His Virgin of Guadalupe T-shirt was a big hit, he could tell. Everybody was stealing glances at it and smiling.

He was a tiny bit nervous, so he drank two mojitos real quick. That made him feel much more relaxed. Soon he was starting to contribute to the conversation, saying funny things and throwing in his “two cents” on a wide variety of topics, from religion to politics to the price of gas. In fact, he talked a great deal about the price of gas when he was a kid, until he noticed that everyone at the table had suddenly become engrossed in their private phone calls.

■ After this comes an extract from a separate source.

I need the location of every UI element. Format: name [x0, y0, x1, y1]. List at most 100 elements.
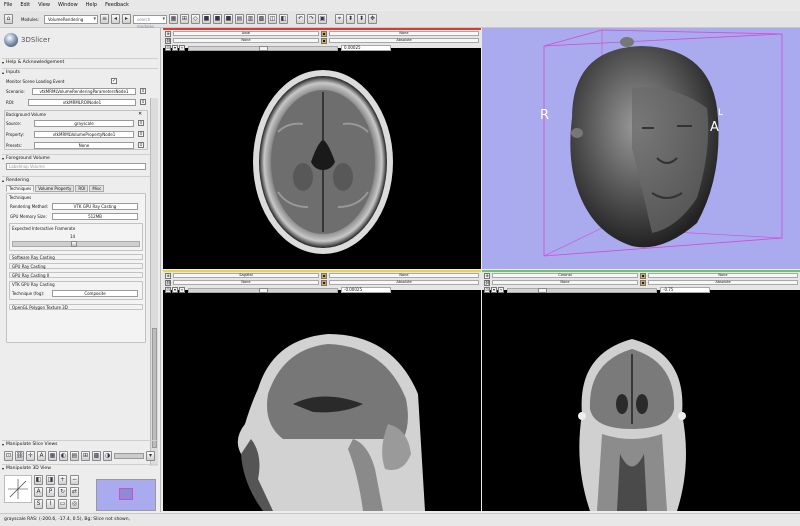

Luckily, someone began telling a story about everyone’s dear friend So and So, who Mr. Chatterbox did not personally know but pretended he did. She did this, she did that. In fact, just yesterday she had spent $7,000 on sheets.

“The slut!” Mr. Chatterbox called out wittily. Even he sensed that perhaps he had gone too far. He guessed hopefully that she might be a slut and it would be funny. But apparently she wasn’t a slut and it wasn’t funny.

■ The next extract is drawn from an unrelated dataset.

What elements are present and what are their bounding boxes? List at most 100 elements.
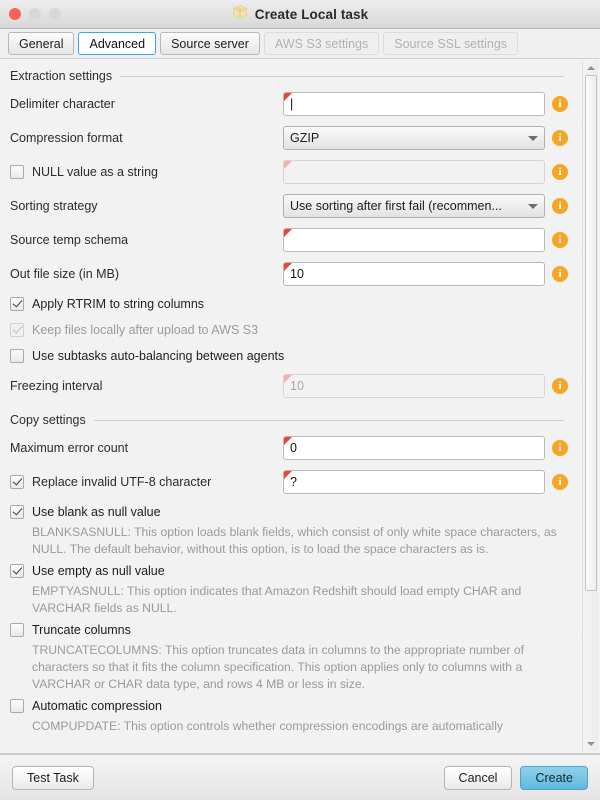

He felt a strange tingling in his groin area. His cell phone. It was vibrating. He dug into his pocket and pulled it out. There was a text message. Thank God he had brought along that list Barbara had prepared for him.

He squinted at the message. He wouldn’t need the list. This one was easy to figure out. YOU’RE FIRED, it said. LEAVE IMMEDIATELY. He looked at Selena. She was glaring at him.

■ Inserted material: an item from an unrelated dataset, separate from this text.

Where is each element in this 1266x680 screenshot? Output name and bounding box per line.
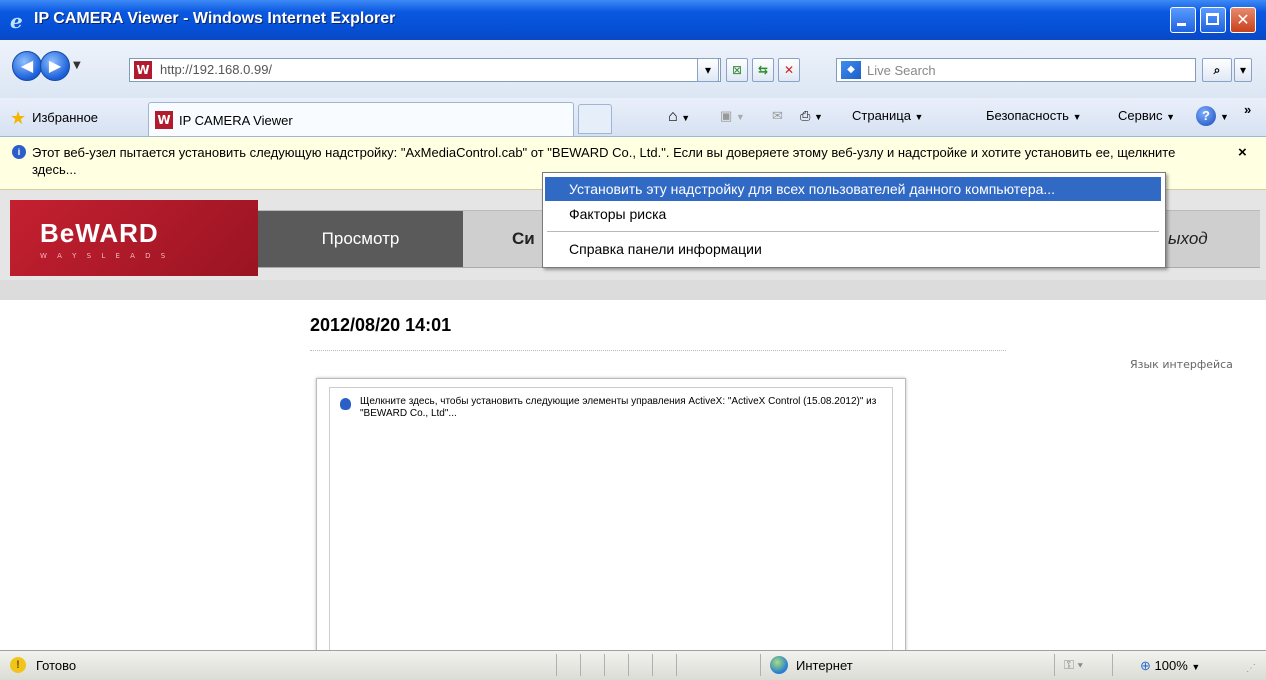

Mr. Chatterbox stumbled out of Selva in a haze, still clutching his mojito. He turned to his right and fled down Main Street. Soon he found himself at the bayfront. He saw before him the giant tooth and settled on the grass, surrounded by its roots.

So. That was it. His big comeback was not to be. He would never be co-owner of Scene magazine. He would never be a star reporter for SRQ. This was it. The end of the road.

Well, if the young could do without him, he could do without the young. Who did they think they were? Wait until they got a little mileage under their belts. That’d knock a little humility into them. And they weren’t all that interesting, anyway. Not compared to some of the people he’d known.

Mr. Chatterbox squinted at the sunset and thought, “Oh, the good old days.” It was a beautiful Sarasota sunset, mostly blues and pinks. One of the puffy clouds caught his eye and he studied it. Why, it looked like someone. Who? My God, it was Norman Scherman. He was smiling down at Mr. Chatterbox. Good old Norman—life was never as much fun since he died—when, 10 years ago? And there—right next to Norman. Wasn’t that Ed Keating? He always cracked Mr. Chatterbox up. And look—in that cloud. It was Grace Penner—so beautiful and married to the richest man in town. The perfect combination. And over there—Florence Howard and Barbara Hirsch-York. And there was Helen Griffith! And even Sally Traeger . It all came back to him—the men and women who had once ruled the city, back when Sarasota was classy and sophisticated and glamorous and he was the toast of the town.

Mr. Chatterbox felt at peace for the first time in ages. The sun’s rays lit his face as he took the last sip of his mojito. It tasted so sweet. He closed his eyes, and as he drifted off underneath the big tooth, he dreamt of Sarasota Past. He dreamt of the parties and the dancing and the money and the scandals, and as the glass rolled from his hand and unconsciousness overtook him, he was finally, blessedly young again.


Robert Plunket, also known as Mr. Chatterbox, is the author of the comic novels My Search for Warren Harding and Love Junkie.